Euel Moore’s father was Luke Moore (the grandson of an Irish immigrant), who was born in Missouri in 1830. He and his wife, Mary Ellen, arrived in Texas in the early 1850 and settled in southern Llano County in 1856. They raised nine children in a log cabin near Honey Creek. Luke served with the Texas Rangers in the 1860s, then became a cattleman with a ranch of 1,800 acres. In 1876, he became the postmaster in the town of Packsaddle (also known as Gainesville or Buzzard’s Roost, across the Llano River from Kingsland near the Slab).
Mary Ellen died in 1882, and four years later, Luke married a widow from Kingsland, named Nancy J. Bragg Hickey, who had three children of her own. Four more children were born to Luke and Nancy; Euel was the first, born in 1887. When Luke Moore died in 1919, he left 17 children, 73 grandchildren, 65 great-grandchildren and one great-great grandchild!

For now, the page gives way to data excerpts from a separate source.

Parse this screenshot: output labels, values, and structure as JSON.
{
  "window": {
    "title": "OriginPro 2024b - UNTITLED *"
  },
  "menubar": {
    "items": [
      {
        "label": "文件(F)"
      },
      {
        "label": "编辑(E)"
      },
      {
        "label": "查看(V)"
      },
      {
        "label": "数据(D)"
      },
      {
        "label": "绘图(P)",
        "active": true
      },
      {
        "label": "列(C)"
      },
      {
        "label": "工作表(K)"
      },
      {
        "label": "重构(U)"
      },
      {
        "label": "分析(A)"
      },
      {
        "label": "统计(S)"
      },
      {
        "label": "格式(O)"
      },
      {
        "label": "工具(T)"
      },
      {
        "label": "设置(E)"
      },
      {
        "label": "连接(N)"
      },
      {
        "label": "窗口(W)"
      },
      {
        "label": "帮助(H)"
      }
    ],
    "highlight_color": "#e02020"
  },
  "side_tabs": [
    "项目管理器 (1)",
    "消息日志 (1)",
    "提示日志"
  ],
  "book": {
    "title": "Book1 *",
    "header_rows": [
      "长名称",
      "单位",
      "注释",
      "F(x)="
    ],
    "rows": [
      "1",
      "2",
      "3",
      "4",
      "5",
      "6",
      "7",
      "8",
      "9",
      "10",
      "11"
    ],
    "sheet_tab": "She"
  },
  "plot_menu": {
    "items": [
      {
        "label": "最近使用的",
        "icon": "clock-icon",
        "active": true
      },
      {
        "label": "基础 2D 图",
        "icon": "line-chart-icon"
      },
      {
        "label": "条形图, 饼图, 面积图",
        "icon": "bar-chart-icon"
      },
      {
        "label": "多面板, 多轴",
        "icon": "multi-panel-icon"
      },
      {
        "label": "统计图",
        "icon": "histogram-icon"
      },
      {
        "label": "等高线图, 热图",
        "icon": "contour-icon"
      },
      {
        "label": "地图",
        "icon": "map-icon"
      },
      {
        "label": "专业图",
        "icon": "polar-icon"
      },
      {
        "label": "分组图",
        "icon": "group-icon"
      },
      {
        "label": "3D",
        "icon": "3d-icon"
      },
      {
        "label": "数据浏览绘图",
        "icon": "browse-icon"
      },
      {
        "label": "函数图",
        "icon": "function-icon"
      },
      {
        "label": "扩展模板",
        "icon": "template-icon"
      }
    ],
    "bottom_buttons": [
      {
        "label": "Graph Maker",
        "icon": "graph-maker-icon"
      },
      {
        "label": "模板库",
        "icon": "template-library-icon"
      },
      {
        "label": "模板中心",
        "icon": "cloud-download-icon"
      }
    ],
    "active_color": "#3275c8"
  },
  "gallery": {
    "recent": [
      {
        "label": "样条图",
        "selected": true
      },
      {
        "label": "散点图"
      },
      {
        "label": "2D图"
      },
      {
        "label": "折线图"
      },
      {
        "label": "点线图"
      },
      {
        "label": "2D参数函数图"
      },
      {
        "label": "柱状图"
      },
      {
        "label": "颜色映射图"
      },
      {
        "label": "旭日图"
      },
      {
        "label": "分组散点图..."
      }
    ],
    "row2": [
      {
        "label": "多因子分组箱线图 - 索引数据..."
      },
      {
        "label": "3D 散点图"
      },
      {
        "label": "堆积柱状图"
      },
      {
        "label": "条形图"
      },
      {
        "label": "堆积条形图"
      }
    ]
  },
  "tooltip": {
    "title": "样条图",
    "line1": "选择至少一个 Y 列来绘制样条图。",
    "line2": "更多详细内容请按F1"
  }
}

Euel Moore grew up on his father’s ranch, and lived all his life in Llano County. He was five years old when the railroad came through Kingsland and already a teenager when the Antlers Hotel was built. On January 7, 1912, he married Rina Coursey, who had grown up on her family’s ranch nearby. Although he was “just” a rancher and blacksmith’s helper (who earned a little cash eradicating mesquite and cedar on the side), he became a respected leader in Llano County, and was elected County Commissioner for Precinct #3 in November of 1950.